Penelitian bertujuan untuk mengetahui realisasi jual beli padi di Desa Benteng
Barat kecamatan Sungai Batang Kabupaten Indragiri Hilir dan bagaimana realisasi
jual beli dalam perspketif ekonomi Islam terhadap jual beli padi di Desa Benteng
Barat. Dalam penelitian ini yang menjadi subjek penelitian adalah petani dan
tauke di Desa Benteng Barat sedangkan objek penelitian nya adalah realisasi jual
beli padi menurut perspektif ekonomi Islam di Desa Benteng Barat kecamatan
Sungai Batang Kabupaten Indragiri Hilir.
Jenis penelitian ini adalah penelitan lapangan (field research) dengan metode
deksriptif kualitatif.

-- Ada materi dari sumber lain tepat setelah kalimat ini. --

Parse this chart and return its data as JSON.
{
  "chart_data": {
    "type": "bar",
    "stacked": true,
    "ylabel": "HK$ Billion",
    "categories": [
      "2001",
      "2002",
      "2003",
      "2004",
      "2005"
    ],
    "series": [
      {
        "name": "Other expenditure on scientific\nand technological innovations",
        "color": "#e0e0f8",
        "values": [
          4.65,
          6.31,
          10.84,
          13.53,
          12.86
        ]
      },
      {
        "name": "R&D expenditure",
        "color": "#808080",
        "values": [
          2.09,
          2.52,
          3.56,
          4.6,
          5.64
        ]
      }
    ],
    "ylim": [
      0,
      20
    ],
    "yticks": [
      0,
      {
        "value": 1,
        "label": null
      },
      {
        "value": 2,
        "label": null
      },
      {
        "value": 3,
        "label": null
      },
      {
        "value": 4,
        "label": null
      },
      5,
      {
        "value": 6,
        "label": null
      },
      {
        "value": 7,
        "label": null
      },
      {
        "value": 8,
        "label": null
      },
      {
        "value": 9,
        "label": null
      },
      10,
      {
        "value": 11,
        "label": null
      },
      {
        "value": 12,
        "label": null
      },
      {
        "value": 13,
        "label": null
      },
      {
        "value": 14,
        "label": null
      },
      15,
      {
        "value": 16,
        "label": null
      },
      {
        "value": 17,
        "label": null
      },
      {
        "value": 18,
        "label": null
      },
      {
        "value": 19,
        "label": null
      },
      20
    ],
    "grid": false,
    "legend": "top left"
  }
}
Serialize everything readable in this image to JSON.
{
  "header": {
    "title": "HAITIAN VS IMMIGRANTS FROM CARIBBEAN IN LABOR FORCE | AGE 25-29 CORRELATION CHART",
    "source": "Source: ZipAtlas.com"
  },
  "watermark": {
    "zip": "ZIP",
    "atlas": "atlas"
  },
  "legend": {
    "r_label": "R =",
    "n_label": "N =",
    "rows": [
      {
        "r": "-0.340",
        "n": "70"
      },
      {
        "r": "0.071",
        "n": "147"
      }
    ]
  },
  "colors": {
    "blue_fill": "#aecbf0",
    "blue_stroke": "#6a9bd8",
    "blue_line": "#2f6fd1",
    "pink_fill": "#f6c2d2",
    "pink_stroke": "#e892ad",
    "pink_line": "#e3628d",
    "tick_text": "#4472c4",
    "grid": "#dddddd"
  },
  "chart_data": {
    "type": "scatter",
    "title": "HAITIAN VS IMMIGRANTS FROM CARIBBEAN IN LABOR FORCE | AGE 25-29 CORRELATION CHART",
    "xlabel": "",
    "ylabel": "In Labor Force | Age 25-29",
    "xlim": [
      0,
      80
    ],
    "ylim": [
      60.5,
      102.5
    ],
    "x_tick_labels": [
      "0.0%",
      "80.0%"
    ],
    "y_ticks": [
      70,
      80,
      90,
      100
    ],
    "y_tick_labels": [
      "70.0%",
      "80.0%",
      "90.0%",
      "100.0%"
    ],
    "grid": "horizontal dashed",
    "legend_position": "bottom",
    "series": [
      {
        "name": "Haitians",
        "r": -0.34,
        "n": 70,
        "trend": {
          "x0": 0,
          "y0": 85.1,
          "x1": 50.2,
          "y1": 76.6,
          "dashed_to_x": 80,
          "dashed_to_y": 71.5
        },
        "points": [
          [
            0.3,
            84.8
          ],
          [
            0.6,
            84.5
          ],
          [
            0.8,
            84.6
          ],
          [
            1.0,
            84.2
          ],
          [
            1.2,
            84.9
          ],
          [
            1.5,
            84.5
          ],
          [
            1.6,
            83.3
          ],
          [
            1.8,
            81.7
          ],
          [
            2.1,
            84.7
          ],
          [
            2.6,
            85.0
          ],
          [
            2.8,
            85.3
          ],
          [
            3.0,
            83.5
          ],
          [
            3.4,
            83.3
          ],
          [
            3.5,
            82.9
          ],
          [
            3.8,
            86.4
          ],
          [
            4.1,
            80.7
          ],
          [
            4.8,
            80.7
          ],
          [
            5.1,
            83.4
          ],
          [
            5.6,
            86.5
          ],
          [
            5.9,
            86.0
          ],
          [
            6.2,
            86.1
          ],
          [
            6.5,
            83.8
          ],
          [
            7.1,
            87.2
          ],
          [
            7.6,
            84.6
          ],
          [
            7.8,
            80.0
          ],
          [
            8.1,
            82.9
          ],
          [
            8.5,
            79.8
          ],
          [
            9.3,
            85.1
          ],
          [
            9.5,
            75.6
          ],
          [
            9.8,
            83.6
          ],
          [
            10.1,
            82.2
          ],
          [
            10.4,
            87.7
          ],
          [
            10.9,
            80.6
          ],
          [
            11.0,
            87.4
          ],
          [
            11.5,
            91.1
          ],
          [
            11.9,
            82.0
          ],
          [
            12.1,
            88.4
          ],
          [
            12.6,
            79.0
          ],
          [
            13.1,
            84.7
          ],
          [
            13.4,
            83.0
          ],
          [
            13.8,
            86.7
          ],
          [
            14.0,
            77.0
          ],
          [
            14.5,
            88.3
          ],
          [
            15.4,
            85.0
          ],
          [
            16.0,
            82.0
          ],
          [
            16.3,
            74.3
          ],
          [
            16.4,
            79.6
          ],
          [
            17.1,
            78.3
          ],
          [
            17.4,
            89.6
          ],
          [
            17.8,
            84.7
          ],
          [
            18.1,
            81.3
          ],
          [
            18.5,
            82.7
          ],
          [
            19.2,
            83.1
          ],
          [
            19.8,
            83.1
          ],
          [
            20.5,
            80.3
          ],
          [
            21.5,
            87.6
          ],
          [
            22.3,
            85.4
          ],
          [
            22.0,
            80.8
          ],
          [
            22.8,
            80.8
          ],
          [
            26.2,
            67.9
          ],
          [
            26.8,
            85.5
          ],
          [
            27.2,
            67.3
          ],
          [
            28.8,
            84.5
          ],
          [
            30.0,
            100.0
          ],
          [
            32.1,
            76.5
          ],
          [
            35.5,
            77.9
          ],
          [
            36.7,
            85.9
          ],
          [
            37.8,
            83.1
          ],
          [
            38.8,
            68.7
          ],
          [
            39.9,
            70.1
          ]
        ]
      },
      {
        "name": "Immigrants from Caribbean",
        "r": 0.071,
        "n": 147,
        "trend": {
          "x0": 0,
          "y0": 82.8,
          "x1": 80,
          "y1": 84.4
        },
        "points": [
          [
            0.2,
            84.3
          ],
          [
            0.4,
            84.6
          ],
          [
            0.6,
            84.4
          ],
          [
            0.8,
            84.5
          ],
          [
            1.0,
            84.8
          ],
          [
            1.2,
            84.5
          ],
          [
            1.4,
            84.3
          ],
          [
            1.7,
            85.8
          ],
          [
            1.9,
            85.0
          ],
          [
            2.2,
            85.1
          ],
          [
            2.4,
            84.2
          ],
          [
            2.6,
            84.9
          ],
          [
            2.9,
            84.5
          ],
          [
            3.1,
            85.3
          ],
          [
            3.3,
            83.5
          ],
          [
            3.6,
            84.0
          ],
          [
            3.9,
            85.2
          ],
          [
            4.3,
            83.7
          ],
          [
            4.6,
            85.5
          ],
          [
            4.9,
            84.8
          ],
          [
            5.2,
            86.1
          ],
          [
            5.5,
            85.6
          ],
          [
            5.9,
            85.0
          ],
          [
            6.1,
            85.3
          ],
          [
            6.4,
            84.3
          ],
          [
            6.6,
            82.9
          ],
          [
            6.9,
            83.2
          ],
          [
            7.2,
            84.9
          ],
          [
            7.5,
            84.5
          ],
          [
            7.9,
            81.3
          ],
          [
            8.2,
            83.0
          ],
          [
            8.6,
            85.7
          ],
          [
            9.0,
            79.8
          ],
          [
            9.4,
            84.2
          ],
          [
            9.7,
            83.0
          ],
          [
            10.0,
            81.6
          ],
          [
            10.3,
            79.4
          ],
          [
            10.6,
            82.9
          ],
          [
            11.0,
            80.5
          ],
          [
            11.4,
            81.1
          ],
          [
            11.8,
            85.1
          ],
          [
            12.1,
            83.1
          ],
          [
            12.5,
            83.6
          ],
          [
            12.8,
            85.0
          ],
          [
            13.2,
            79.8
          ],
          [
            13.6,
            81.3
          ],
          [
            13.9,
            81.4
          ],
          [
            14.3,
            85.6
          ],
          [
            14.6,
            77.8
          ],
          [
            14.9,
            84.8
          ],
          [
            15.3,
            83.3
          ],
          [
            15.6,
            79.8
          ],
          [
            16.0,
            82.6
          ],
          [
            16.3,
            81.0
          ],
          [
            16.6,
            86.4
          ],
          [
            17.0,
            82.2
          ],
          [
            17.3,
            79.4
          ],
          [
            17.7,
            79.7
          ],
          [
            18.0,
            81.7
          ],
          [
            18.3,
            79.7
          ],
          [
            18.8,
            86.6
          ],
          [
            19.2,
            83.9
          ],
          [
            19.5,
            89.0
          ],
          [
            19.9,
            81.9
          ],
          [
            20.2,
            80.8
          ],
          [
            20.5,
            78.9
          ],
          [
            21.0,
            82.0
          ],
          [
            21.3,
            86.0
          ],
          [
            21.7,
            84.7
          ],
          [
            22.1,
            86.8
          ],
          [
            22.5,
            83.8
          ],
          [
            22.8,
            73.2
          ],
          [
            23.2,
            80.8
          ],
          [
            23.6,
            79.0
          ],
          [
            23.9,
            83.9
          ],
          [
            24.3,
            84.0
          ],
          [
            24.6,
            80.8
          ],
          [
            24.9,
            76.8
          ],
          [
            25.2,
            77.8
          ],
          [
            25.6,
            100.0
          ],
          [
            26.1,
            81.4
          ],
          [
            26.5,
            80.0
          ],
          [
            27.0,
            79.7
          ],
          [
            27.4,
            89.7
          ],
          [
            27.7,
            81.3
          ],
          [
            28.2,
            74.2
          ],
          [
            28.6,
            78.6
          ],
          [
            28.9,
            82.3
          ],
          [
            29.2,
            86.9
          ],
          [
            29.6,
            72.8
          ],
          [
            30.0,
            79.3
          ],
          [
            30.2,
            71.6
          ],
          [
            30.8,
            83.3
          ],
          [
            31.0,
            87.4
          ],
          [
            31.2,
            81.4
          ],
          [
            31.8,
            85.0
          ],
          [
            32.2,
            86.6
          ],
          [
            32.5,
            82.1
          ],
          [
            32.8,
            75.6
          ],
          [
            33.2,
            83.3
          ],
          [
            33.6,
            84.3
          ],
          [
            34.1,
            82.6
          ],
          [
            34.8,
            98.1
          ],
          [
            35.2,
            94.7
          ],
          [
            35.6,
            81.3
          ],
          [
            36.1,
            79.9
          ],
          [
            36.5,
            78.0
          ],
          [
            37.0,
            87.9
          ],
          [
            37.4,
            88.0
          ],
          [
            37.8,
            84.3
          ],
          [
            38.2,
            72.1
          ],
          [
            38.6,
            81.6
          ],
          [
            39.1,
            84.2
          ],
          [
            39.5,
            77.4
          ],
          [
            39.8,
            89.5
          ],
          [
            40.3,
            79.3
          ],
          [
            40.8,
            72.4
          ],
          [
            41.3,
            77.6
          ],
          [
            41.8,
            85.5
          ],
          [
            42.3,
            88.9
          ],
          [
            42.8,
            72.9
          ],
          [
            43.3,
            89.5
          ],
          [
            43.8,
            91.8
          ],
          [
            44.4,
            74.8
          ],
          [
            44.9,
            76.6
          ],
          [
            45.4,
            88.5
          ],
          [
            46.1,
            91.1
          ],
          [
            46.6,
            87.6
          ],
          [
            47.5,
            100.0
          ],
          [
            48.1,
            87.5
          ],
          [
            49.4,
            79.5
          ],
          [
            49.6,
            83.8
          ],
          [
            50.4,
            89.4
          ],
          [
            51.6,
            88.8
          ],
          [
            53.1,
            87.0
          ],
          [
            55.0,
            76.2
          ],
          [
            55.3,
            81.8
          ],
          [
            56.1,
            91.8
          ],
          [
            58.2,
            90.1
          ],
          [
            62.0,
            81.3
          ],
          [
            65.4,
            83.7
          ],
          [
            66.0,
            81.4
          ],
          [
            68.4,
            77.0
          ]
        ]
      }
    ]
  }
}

Pengambilan sampel dalam penelitian ini menggunakan
purposive sampling.Pengambilan sampel dalam penelitian ini menggunakan
teknik dengan jumlah 10 petani dan 4 tauke. Teknik pengumpulan data penelitian
adalah wawancara dan dokumentasi. Penelitian ini dilakukan selama 3 bulan
.
Hasil penelitian bahwa realisasi jual beli padi di Desa Benteng Barat Kecamatan
Sungai Batang kabupaten Indragiri Hilir hampir sama dengan jual beli lainnya,
hanya saja jual beli tersebut dilakukan sebelum panen dengan cara perkaleng atau
perkilo dan padi akan diserahkan setelah panen. Sedangkan Realisasi jual beli
dalam perspektif ekonomi Islam terhadap jual beli padi Desa Benteng Barat masih
belum sesuai dengan prinsip-prinsip jual beli ekonomi Islam Karena masih
banyak prinsip-prinsip jual beli yang dilanggar, yaitu prinsip ketuhanan,prinsip
kemanfaatan/kemaslahatan prinsip Ahklak /etika dan prinsip shahih.